As someone who was covering the internet and new media even then, I knew the limits on enforcement in the new environment. It was obvious to anyone who looked at the situation that as long as the posters didn’t try to charge for the work, there was no hope of stopping the practice. No matter how many sites you shut down there were always more.

And as a writer with several novels and stories already under my belt, I knew perfectly well the effect that this kind of campaign was going to have on the fans. They weren’t going to like it, a lot of them wouldn’t see the point of it, and science fiction fans being science fiction fans, they were likely to react very negatively, to the detriment not just of the individual authors but of the field as a whole.

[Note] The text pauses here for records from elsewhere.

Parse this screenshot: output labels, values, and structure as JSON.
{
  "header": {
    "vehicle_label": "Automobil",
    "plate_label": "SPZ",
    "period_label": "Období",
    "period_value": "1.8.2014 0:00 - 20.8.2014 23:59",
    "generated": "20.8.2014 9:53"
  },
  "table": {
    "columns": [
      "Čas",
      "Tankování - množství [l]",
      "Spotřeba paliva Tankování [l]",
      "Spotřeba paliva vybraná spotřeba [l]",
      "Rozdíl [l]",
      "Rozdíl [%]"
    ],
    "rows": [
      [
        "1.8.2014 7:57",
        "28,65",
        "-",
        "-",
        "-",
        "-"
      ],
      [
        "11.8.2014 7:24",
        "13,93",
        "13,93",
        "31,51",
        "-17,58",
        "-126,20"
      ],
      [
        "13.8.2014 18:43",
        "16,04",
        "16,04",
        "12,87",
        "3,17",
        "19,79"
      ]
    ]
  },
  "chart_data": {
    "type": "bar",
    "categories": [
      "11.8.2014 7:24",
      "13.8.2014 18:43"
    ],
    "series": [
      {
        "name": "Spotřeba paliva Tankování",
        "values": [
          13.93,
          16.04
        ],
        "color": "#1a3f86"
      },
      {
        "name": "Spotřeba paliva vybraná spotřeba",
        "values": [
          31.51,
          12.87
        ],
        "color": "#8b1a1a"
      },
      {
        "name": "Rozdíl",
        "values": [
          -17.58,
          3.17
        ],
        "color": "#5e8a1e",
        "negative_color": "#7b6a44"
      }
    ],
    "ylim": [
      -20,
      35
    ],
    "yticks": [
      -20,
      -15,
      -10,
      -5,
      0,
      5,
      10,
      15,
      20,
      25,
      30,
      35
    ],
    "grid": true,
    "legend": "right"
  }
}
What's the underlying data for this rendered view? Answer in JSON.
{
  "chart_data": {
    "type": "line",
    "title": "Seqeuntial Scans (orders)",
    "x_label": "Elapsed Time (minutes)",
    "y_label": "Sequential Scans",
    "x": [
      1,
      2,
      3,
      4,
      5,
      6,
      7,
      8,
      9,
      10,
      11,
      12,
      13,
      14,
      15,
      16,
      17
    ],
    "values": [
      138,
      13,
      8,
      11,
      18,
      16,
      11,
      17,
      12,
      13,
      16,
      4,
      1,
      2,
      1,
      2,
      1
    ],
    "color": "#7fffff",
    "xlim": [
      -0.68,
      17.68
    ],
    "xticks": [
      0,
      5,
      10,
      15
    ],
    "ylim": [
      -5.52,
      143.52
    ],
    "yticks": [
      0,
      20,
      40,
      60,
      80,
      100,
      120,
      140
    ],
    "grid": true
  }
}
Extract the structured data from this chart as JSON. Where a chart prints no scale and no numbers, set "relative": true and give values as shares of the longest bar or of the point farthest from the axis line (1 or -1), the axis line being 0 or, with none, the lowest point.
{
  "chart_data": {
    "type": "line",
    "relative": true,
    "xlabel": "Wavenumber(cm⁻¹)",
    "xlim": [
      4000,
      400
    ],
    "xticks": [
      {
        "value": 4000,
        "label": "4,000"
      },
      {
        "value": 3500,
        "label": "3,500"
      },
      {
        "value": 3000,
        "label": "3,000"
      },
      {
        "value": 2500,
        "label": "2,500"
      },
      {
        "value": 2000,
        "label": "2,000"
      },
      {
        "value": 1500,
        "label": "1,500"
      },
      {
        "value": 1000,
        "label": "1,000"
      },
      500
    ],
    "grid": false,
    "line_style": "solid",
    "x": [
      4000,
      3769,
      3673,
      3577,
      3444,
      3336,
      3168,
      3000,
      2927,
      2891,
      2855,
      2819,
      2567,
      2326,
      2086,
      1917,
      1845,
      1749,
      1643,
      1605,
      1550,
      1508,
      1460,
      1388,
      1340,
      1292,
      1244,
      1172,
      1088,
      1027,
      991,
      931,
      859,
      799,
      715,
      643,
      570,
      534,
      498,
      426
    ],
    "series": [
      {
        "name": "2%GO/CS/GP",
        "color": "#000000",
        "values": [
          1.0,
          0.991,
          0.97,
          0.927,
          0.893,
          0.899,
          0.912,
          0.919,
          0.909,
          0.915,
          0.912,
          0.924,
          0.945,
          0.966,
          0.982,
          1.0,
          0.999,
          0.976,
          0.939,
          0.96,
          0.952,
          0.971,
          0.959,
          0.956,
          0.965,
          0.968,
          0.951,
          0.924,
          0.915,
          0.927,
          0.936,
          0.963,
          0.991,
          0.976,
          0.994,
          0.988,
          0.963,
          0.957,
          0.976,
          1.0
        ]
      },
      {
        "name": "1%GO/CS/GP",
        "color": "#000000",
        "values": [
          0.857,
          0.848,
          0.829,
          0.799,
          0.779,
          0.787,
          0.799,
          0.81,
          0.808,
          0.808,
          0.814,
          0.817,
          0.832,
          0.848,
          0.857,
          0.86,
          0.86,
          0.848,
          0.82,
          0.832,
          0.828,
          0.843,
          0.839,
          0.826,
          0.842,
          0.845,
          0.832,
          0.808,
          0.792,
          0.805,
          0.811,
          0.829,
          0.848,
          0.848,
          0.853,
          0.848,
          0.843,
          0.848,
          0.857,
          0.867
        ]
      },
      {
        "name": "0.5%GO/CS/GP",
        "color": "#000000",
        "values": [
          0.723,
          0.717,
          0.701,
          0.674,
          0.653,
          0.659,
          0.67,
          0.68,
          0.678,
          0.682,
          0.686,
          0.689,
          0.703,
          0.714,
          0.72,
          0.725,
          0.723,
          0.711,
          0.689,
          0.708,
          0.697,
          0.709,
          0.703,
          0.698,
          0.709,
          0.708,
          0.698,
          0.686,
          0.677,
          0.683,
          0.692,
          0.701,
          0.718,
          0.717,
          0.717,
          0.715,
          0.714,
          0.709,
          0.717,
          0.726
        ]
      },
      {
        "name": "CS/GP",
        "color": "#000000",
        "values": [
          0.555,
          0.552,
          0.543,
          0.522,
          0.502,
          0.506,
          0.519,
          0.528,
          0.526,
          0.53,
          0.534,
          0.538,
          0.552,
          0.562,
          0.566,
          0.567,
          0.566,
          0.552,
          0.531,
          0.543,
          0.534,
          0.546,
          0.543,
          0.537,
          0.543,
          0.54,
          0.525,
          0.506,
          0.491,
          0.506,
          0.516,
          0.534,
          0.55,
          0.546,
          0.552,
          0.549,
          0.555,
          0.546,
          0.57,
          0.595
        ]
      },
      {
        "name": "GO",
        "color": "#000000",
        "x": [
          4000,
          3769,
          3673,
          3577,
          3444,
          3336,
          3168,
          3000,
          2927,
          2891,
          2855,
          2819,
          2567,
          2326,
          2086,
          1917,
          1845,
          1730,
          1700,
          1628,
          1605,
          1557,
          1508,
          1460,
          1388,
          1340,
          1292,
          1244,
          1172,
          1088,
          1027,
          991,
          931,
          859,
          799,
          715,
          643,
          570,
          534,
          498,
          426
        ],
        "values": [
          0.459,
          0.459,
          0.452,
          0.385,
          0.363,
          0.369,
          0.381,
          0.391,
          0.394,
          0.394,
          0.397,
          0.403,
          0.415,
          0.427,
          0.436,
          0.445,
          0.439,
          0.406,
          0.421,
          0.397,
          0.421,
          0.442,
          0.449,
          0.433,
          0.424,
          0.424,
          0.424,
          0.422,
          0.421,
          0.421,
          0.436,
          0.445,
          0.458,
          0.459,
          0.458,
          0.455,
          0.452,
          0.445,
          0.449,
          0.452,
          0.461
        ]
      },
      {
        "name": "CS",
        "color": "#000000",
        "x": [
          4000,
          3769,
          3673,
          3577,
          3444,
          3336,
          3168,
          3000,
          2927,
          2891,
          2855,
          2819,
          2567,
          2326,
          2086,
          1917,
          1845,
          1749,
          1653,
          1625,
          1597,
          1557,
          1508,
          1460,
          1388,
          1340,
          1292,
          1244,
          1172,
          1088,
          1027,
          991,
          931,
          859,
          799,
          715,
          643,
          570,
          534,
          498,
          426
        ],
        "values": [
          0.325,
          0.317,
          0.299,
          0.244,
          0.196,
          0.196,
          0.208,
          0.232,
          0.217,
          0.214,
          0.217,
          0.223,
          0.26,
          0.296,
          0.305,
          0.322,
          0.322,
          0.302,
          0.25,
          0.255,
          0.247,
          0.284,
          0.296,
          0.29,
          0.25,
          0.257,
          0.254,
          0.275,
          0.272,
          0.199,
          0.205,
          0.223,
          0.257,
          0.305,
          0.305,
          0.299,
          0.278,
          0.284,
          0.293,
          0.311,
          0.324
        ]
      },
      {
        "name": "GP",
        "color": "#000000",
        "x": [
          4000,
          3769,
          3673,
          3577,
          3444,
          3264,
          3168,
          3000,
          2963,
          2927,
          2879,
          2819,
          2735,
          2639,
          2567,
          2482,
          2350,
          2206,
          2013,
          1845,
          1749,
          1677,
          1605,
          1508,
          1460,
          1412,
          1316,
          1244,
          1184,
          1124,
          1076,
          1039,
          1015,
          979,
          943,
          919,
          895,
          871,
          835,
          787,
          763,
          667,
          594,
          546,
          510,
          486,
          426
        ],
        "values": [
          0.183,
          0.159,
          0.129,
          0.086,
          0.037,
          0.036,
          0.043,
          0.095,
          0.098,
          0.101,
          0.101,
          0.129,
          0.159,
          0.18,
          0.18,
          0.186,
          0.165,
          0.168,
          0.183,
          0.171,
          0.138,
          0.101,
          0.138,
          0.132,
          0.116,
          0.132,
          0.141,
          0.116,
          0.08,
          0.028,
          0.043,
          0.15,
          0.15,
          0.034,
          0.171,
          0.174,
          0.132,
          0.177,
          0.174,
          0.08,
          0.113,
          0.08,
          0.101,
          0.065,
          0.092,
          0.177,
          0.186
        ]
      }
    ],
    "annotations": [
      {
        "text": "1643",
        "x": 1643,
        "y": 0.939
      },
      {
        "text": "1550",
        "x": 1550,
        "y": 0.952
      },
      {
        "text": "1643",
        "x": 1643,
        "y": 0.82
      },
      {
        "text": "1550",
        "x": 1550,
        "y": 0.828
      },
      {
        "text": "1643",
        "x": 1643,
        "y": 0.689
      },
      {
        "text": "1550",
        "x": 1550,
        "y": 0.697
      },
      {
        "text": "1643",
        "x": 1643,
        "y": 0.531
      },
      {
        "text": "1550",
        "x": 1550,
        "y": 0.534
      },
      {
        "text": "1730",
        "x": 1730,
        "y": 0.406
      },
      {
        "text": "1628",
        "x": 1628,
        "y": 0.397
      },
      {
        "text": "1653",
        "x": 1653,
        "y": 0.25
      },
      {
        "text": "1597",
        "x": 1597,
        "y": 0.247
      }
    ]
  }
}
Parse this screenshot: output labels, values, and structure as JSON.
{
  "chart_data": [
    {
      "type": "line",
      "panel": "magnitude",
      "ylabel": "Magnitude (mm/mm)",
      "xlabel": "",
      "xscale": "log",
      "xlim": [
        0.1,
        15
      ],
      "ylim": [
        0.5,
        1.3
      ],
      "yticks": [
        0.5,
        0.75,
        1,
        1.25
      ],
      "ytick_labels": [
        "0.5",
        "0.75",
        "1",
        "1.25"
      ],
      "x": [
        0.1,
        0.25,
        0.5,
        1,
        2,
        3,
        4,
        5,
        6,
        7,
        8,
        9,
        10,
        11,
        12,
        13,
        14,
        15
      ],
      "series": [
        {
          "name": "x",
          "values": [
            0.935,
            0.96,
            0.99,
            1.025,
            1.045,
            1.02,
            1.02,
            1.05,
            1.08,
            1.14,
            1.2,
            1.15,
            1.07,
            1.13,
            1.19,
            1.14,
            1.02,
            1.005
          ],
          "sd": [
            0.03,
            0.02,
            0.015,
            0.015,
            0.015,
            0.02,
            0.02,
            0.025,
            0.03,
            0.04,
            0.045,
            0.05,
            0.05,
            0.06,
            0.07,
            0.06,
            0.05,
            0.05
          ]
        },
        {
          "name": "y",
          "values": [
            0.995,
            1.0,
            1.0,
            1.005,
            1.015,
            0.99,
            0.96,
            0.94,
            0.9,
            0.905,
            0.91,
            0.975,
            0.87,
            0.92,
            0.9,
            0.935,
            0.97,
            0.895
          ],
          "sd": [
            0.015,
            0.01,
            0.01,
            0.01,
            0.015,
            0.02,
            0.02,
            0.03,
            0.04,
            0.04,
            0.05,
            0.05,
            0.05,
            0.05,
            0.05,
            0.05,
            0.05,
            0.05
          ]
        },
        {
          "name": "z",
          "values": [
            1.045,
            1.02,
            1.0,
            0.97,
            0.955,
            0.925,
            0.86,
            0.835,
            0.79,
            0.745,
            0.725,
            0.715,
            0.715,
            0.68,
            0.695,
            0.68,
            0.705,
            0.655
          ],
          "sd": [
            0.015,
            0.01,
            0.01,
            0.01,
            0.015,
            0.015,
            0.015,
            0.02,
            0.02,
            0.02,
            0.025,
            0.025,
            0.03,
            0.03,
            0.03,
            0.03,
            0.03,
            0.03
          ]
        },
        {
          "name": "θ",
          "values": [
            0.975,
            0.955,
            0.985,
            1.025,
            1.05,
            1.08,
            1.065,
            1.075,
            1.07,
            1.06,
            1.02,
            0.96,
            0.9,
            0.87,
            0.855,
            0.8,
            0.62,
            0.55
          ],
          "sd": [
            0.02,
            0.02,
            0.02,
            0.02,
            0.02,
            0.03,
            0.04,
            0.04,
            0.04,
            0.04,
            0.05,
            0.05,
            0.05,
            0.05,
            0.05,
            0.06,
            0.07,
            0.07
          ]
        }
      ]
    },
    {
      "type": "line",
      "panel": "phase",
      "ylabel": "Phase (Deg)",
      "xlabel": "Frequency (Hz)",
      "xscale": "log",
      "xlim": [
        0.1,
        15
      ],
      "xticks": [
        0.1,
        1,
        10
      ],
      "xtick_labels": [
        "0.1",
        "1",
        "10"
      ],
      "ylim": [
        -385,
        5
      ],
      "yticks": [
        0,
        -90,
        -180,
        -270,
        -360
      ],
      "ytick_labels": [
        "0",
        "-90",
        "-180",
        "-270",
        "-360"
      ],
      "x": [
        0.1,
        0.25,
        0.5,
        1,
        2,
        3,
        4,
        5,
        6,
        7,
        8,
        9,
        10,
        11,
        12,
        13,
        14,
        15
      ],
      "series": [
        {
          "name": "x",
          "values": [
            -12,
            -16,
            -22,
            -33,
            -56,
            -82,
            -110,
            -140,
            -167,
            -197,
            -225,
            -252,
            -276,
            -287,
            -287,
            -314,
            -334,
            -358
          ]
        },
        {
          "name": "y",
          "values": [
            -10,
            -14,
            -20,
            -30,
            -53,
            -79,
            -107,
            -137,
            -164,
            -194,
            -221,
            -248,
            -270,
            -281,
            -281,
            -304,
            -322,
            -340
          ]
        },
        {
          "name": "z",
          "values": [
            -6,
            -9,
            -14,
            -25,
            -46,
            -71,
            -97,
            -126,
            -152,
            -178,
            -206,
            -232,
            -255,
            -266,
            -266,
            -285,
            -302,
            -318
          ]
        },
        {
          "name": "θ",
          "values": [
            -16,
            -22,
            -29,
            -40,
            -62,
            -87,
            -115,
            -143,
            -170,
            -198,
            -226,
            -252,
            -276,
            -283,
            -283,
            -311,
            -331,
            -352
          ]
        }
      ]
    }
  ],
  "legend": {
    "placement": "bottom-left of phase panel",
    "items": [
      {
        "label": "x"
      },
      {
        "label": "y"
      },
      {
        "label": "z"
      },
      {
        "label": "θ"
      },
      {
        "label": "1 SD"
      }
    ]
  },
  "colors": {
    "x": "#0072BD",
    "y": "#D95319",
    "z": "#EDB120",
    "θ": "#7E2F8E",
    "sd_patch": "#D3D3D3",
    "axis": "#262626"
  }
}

I wasn’t alone in these realizations, but I was very much a rara avis. While a fair number of SFWA members are technically trained and a few of them are extremely knowledgeable about the web and the new media, it was obvious most members were not merely not aware of what was happening, some of them were best described as aggressively ignorant of the impact of the impending technological changes. They didn’t know, they didn’t want to know and by God, things were going to continue in publishing just as they always had. Now about the food at the last Worldcon…

I thought about pointing all this out, but I quickly realized it was futile. The exchanges in the newsletter made it obvious that reason had already gone by the board and I didn’t see any point in jumping into that particular hog wallow.

It was the final straw. I had become increasingly disenchanted with the organization because of its ineffectiveness as a voice for actual writers, its constant bickering and the bull-headed resistance to anything that might be a substantive change.

The irony of an organization made of up people who wrote about the future about to be blindsided by that same future was delicious, but it wasn’t enough to keep me in the organization. I let my membership lapse and I’ve never looked back.